Dedi Mulyadi merasa bahwa tindakannya sebagai Gubernur Jawa Barat, termasuk program pendidikan karakter yang mengirim para murid bermasalah ke barak militer adalah salah satu upaya untuk membentuk generasi selanjutnya di masa mendatang.

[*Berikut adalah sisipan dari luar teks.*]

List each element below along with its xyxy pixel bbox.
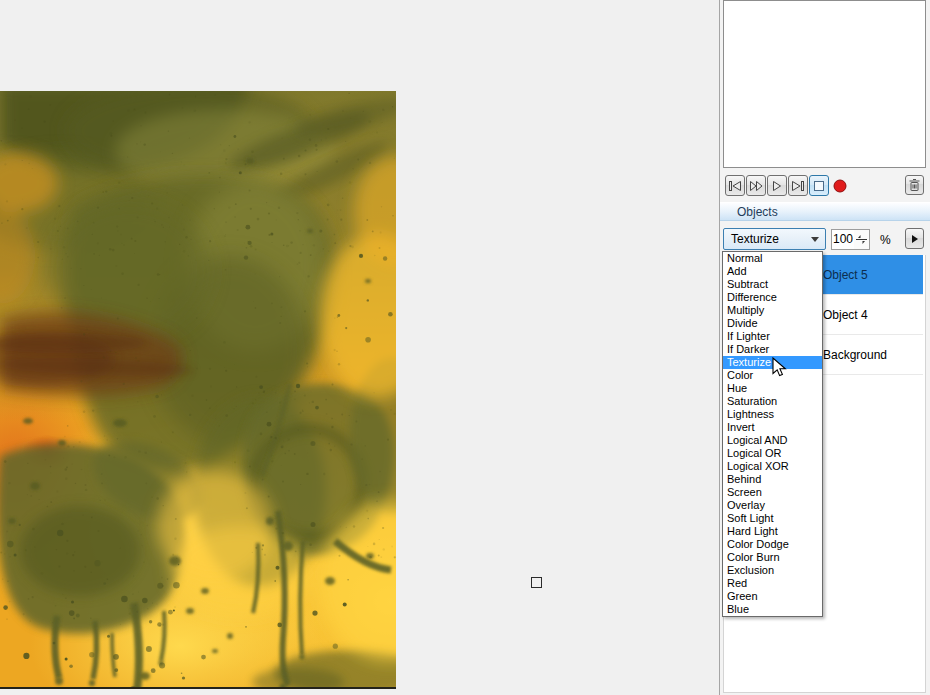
trash-icon: [909, 179, 920, 191]
blend-option-if-darker[interactable]: If Darker: [723, 343, 822, 356]
blend-option-if-lighter[interactable]: If Lighter: [723, 330, 822, 343]
blend-option-add[interactable]: Add: [723, 265, 822, 278]
right-arrow-icon: [912, 235, 918, 243]
fast-forward-button[interactable]: [746, 175, 766, 196]
blend-option-lightness[interactable]: Lightness: [723, 408, 822, 421]
record-button[interactable]: [830, 175, 850, 196]
opacity-drag-handle[interactable]: [854, 230, 869, 249]
blend-mode-dropdown: NormalAddSubtractDifferenceMultiplyDivid…: [722, 251, 823, 617]
blend-option-hue[interactable]: Hue: [723, 382, 822, 395]
blend-option-soft-light[interactable]: Soft Light: [723, 512, 822, 525]
blend-option-green[interactable]: Green: [723, 590, 822, 603]
blend-option-logical-xor[interactable]: Logical XOR: [723, 460, 822, 473]
mouse-cursor: [772, 357, 787, 378]
drag-adjust-icon: [856, 235, 867, 244]
fast-forward-icon: [750, 181, 763, 191]
percent-label: %: [880, 233, 891, 247]
blend-option-overlay[interactable]: Overlay: [723, 499, 822, 512]
blend-option-color-dodge[interactable]: Color Dodge: [723, 538, 822, 551]
play-button[interactable]: [767, 175, 787, 196]
objects-header-label: Objects: [737, 205, 778, 219]
objects-panel-header: Objects: [720, 202, 930, 221]
objects-menu-button[interactable]: [905, 228, 924, 249]
blend-option-behind[interactable]: Behind: [723, 473, 822, 486]
blend-option-saturation[interactable]: Saturation: [723, 395, 822, 408]
canvas-image[interactable]: [0, 91, 396, 688]
blend-option-invert[interactable]: Invert: [723, 421, 822, 434]
stop-icon: [814, 181, 824, 191]
skip-end-button[interactable]: [788, 175, 808, 196]
blend-option-hard-light[interactable]: Hard Light: [723, 525, 822, 538]
blend-option-color-burn[interactable]: Color Burn: [723, 551, 822, 564]
selection-handle[interactable]: [531, 577, 542, 588]
canvas-image-bottom-edge: [0, 687, 396, 689]
record-icon: [833, 179, 847, 193]
blend-option-screen[interactable]: Screen: [723, 486, 822, 499]
blend-option-multiply[interactable]: Multiply: [723, 304, 822, 317]
skip-end-icon: [792, 181, 804, 191]
delete-object-button[interactable]: [905, 175, 924, 195]
blend-option-logical-or[interactable]: Logical OR: [723, 447, 822, 460]
opacity-field[interactable]: 100: [831, 229, 870, 250]
chevron-down-icon: [811, 237, 819, 242]
blend-option-divide[interactable]: Divide: [723, 317, 822, 330]
blend-option-normal[interactable]: Normal: [723, 252, 822, 265]
opacity-value: 100: [832, 230, 854, 249]
blend-option-difference[interactable]: Difference: [723, 291, 822, 304]
canvas-area: [0, 0, 719, 695]
blend-option-red[interactable]: Red: [723, 577, 822, 590]
object-row-label: Background: [823, 348, 887, 362]
blend-mode-combobox[interactable]: Texturize: [723, 228, 826, 250]
stop-button[interactable]: [809, 175, 829, 196]
play-icon: [773, 181, 781, 191]
preview-box: [723, 0, 926, 168]
object-row-label: Object 5: [823, 268, 868, 282]
blend-option-blue[interactable]: Blue: [723, 603, 822, 616]
blend-option-logical-and[interactable]: Logical AND: [723, 434, 822, 447]
blend-mode-selected: Texturize: [731, 232, 779, 246]
skip-start-icon: [729, 181, 741, 191]
blend-option-subtract[interactable]: Subtract: [723, 278, 822, 291]
blend-option-exclusion[interactable]: Exclusion: [723, 564, 822, 577]
skip-start-button[interactable]: [725, 175, 745, 196]
object-row-label: Object 4: [823, 308, 868, 322]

"Dan bagi saya, meyakini apa yang dilakukan adalah upaya-upaya mencintai seluruh rakyat Jawa Barat dan mencintai generasi mudanya. Karena saya ingin warga Jawa Barat ke depan, anak-anak mudanya menjadi anak-anak hebat, menguasai teknologi, mengusai industri, mengusai pertanian, menguasai peternakan, perikanan, kelautan, kewirausahaan, dan seluruh berbagai profesi lainnya dan itu harus dibentuk dengan watak dan sistem yang hebat," jelas Dedi Mulyadi.
Sebagai informasi, orang tua siswa yang melaporkan Dedi Mulyadi ke Bareskrim Polri sebelumnya juga telah membuat laporan ke Komisi Nasional Hak Asasi Manusia atau Komnas HAM. Sembari menunggu proses ke Komnas HAM, pihak pelapor melibatkan Bareskrim Polri terkait unsur-unsur pidana.

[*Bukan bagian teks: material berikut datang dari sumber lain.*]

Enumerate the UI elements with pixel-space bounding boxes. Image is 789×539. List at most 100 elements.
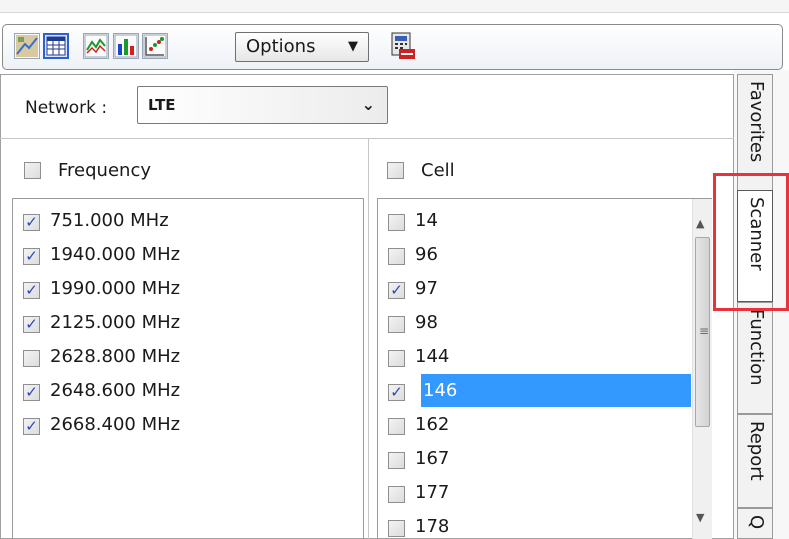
frequency-row-label: 2668.400 MHz: [50, 414, 181, 435]
network-select-value: LTE: [148, 96, 176, 114]
cell-row[interactable]: ✓ 97: [378, 272, 711, 306]
line-graph-button[interactable]: [83, 33, 109, 59]
cell-row-checkbox[interactable]: [388, 214, 405, 231]
frequency-row-checkbox[interactable]: ✓: [23, 418, 40, 435]
divider: [0, 138, 734, 139]
cell-row[interactable]: 167: [378, 442, 711, 476]
map-icon: [16, 35, 38, 57]
grip-icon: ≡: [699, 324, 710, 338]
scatter-plot-button[interactable]: [142, 33, 168, 59]
tab-q[interactable]: Q: [737, 508, 773, 539]
tab-q-label: Q: [746, 515, 767, 530]
cell-row-checkbox[interactable]: [388, 248, 405, 265]
cell-row-label: 96: [415, 244, 438, 265]
frequency-row[interactable]: ✓ 2668.400 MHz: [13, 408, 363, 442]
frequency-row[interactable]: ✓ 1990.000 MHz: [13, 272, 363, 306]
cell-row[interactable]: 98: [378, 306, 711, 340]
cell-row-label: 162: [415, 414, 450, 435]
frequency-row[interactable]: ✓ 751.000 MHz: [13, 204, 363, 238]
checkmark-icon: ✓: [390, 281, 403, 299]
line-graph-icon: [84, 34, 108, 58]
checkmark-icon: ✓: [25, 247, 38, 265]
checkmark-icon: ✓: [25, 383, 38, 401]
scatter-plot-icon: [143, 34, 167, 58]
cell-row-label: 167: [415, 448, 450, 469]
cell-row-checkbox[interactable]: ✓: [388, 384, 405, 401]
frequency-select-all-checkbox[interactable]: [24, 162, 41, 179]
network-select[interactable]: LTE ⌄: [137, 86, 388, 124]
map-view-button[interactable]: [14, 33, 40, 59]
scrollbar-thumb[interactable]: ≡: [695, 237, 710, 427]
cell-select-all-checkbox[interactable]: [387, 162, 404, 179]
cell-row-checkbox[interactable]: [388, 316, 405, 333]
tab-report-label: Report: [746, 421, 767, 481]
cell-list: 14 96 ✓ 97 98 144 ✓ 146 162 167 177 178: [377, 198, 712, 539]
tab-function[interactable]: Function: [737, 302, 773, 414]
highlight-box: [713, 173, 789, 311]
tab-report[interactable]: Report: [737, 414, 773, 508]
cell-row-label: 178: [415, 516, 450, 537]
frequency-row-checkbox[interactable]: ✓: [23, 248, 40, 265]
cell-row-label: 144: [415, 346, 450, 367]
tab-function-label: Function: [746, 309, 767, 386]
frequency-row[interactable]: ✓ 1940.000 MHz: [13, 238, 363, 272]
export-calculator-icon: [391, 32, 415, 59]
column-divider: [368, 138, 369, 539]
options-label: Options: [246, 36, 316, 57]
frequency-header: Frequency: [58, 160, 151, 181]
frequency-row[interactable]: 2628.800 MHz: [13, 340, 363, 374]
checkmark-icon: ✓: [25, 213, 38, 231]
frequency-row-label: 1990.000 MHz: [50, 278, 181, 299]
cell-row-checkbox[interactable]: [388, 486, 405, 503]
frequency-row[interactable]: ✓ 2648.600 MHz: [13, 374, 363, 408]
frequency-row-checkbox[interactable]: [23, 350, 40, 367]
export-button[interactable]: [389, 31, 417, 61]
cell-row-label: 177: [415, 482, 450, 503]
frequency-row-label: 2628.800 MHz: [50, 346, 181, 367]
caret-down-icon: ▼: [348, 39, 358, 54]
grid-table-icon: [46, 36, 66, 56]
frequency-row-label: 1940.000 MHz: [50, 244, 181, 265]
frequency-row-checkbox[interactable]: ✓: [23, 384, 40, 401]
network-label: Network :: [25, 98, 108, 118]
scroll-down-arrow-icon[interactable]: ▼: [696, 511, 704, 524]
frequency-row[interactable]: ✓ 2125.000 MHz: [13, 306, 363, 340]
chevron-down-icon: ⌄: [361, 95, 375, 114]
frequency-row-checkbox[interactable]: ✓: [23, 282, 40, 299]
cell-row[interactable]: 14: [378, 204, 711, 238]
bar-chart-button[interactable]: [113, 33, 139, 59]
options-dropdown-button[interactable]: Options ▼: [235, 32, 369, 62]
checkmark-icon: ✓: [390, 383, 403, 401]
cell-row[interactable]: 162: [378, 408, 711, 442]
cell-row-checkbox[interactable]: [388, 350, 405, 367]
cell-row-label: 146: [421, 374, 691, 407]
checkmark-icon: ✓: [25, 417, 38, 435]
cell-row-label: 14: [415, 210, 438, 231]
cell-row[interactable]: 96: [378, 238, 711, 272]
scroll-up-arrow-icon[interactable]: ▲: [696, 217, 704, 230]
grid-view-button[interactable]: [43, 33, 69, 59]
window-top-strip: [0, 0, 789, 13]
bar-chart-icon: [114, 34, 138, 58]
checkmark-icon: ✓: [25, 281, 38, 299]
cell-row-checkbox[interactable]: [388, 520, 405, 537]
tab-favorites-label: Favorites: [746, 81, 767, 163]
cell-row-checkbox[interactable]: [388, 452, 405, 469]
cell-row-checkbox[interactable]: ✓: [388, 282, 405, 299]
cell-row[interactable]: ✓ 146: [378, 374, 711, 408]
frequency-row-label: 2125.000 MHz: [50, 312, 181, 333]
frequency-list: ✓ 751.000 MHz ✓ 1940.000 MHz ✓ 1990.000 MHz ✓ 2…: [12, 198, 364, 539]
cell-row-label: 97: [415, 278, 438, 299]
checkmark-icon: ✓: [25, 315, 38, 333]
cell-row-label: 98: [415, 312, 438, 333]
cell-row[interactable]: 178: [378, 510, 711, 539]
frequency-row-label: 2648.600 MHz: [50, 380, 181, 401]
cell-row[interactable]: 177: [378, 476, 711, 510]
frequency-row-checkbox[interactable]: ✓: [23, 214, 40, 231]
cell-row[interactable]: 144: [378, 340, 711, 374]
cell-list-scrollbar[interactable]: ▲ ≡ ▼: [692, 199, 712, 539]
frequency-row-checkbox[interactable]: ✓: [23, 316, 40, 333]
cell-row-checkbox[interactable]: [388, 418, 405, 435]
frequency-row-label: 751.000 MHz: [50, 210, 169, 231]
toolbar: Options ▼: [2, 24, 783, 70]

Adapun pasal yang digunakan adalah Pasal 76 H Undang-Undang Perlindungan Anak yang melarang keterlibatan anak-anak untuk kegiatan militer.
Baca Juga: Aturan Jam Malam Pelajar di Bandung Mulai Diberlakukan
Sejumlah pihak sperti anggota DPR dan Komii Perlindungan Anak Indonesia (KPAI) juga telah mengkritik kebijakan Dedi Mulyadi perihal mengirim anak-anak bermasalah ke barak militer.
Menurut Komisioner KPAI bidang pendidikan, pendekatan militeristik semacam itu seharusnya menjadi pilihan paling akhir setelah semua mekanisme perlindungan dan pembinaan anak dijalankan secara maksimal.
Pihak KPAI juga menjelaskan bahwa struktur pemenuhan hak dan perlindungan khusus anak, termasuk hak mendapatkan pengasuhan, pembinaan, dan pendisiplinan harus berbasis pada peran satuan pendidikan, keluarga, dan masyarakat.
Walau begitu, Dedi Mulyadi mengklaim bahwa mayoritas warga Jawa Barat mendukung kebijakannya untuk mengirim pelajar yang bermasalah ke barak militer. Dedi Mulyadi menilaoi jika orang-orang yang menentang kebijakannya tersebut hanya berasal dari kalangan elite.
"Coba gih deh, ukurannya kebijakan ini, sangat disetujui oleh orang tua. Dicek di media sosial siapa yang paling mendukung kebijakan saya, rakyat Jabar. Siapa yang menentang, para elite," kata Dedi Mulyadi pada Selasa (29/4/2025).
Dedi Mulyadi juga sempat melawan balik kritikan KPAI yang merasa keberatan dengan programnya. Ia menilai bahwa KPAI seharusnya mengambil langkah untuk menyelesaikan berbagai masalah yang dialami oleh anak-anak remaja.
Dedi Mulyadi menyebut bahwa ada ribuan anak yang dianggap bermasalah di Jawa Barat dan mempertanyakan peran KPAI untuk mengatasi permasalahan tersebut. Ia menyayangkan sikap KPAI yang dinilai hanya mengoreksi kekuarangan dari sebuah program untuk penanganan masalah yang dia anggap darurat.